Education
Curtis Wilbur lived with his wife and children in a grand home completed in 1904 on Frederick Knob in San Francisco.
Curtis Wilbur lived with his wife and children in a grand home completed in 1904 on Frederick Knob in San Francisco.
He was appointed to the United States Naval Academy in 1884. Shortly after graduation, Curtis Wilbur resigned his commission, a common practice at the time, and moved to Riverside, California. He was admitted to the California bar in 1890 and served as Los Angeles Deputy Assistant District Attorney.
Curtis Wilbur moved to the Superior Court in 1903, and finally, in 1918, to the California Supreme Court where he served as the 19th Chief Justice of California.
Wilbur was born in Boonesboro, Iowa. On March 19, 1924, Curtis Wilbur was sworn in as Secretary of the Navy.
The first appointee of President Calvin Coolidge, Curtis Wilbur came into the position with a reputation as a man of high intellect and a character of "unimpeachable integrity."
In the last hours of his presidency, Coolidge nominated Curtis Wilbur to the Ninth Circuit Court of Appeals in San Francisco.

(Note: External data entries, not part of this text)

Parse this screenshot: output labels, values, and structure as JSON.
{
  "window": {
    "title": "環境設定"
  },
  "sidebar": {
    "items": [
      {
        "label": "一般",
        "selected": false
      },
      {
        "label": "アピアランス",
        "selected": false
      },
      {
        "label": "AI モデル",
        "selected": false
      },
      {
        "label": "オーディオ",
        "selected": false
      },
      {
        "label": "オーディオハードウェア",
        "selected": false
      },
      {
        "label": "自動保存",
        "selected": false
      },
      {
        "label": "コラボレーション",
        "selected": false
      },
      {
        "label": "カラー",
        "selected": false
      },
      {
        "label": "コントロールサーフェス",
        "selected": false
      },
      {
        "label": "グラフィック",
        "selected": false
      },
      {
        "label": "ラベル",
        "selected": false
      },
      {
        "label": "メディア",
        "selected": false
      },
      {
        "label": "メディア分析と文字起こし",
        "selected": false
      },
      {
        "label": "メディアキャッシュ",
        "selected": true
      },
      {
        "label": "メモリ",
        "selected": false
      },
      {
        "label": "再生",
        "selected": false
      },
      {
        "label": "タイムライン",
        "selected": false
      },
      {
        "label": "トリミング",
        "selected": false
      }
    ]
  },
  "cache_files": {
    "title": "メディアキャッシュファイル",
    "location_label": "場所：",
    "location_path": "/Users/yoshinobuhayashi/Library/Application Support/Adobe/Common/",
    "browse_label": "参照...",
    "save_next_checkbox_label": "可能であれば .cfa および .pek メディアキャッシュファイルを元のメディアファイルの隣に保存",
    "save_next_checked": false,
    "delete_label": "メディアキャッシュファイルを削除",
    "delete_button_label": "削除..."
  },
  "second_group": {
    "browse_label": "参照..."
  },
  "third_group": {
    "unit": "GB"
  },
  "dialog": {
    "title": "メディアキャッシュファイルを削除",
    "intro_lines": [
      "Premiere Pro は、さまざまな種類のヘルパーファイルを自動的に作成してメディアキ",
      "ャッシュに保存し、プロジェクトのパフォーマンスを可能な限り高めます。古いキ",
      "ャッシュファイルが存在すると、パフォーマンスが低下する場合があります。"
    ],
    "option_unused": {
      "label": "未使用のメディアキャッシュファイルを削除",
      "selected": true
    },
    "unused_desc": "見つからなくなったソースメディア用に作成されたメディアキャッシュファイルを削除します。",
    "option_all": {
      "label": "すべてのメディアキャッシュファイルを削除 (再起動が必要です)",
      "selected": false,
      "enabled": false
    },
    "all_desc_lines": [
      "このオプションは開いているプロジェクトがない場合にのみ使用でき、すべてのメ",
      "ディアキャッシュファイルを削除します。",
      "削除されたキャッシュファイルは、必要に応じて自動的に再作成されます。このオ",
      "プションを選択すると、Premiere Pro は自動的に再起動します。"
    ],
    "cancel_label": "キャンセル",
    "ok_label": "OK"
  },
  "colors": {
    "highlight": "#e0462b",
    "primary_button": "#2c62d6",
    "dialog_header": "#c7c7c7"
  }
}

However, when the 70th Congress ended that week, the Senate had not acted on the nomination, so it expired.
President Herbert Hoover then resubmitted the nomination to the Senate in the 71st Congress, which approved lieutenant
Wilbur served as a judge in active service until 1945 when his senior status began. However, on Easter Sunday 1940, Leonard died in Shanxi of typhus. He died in 1954.
The guided missile destroyer United States Ship Curtis Wilbur (DDG-54) is named for him.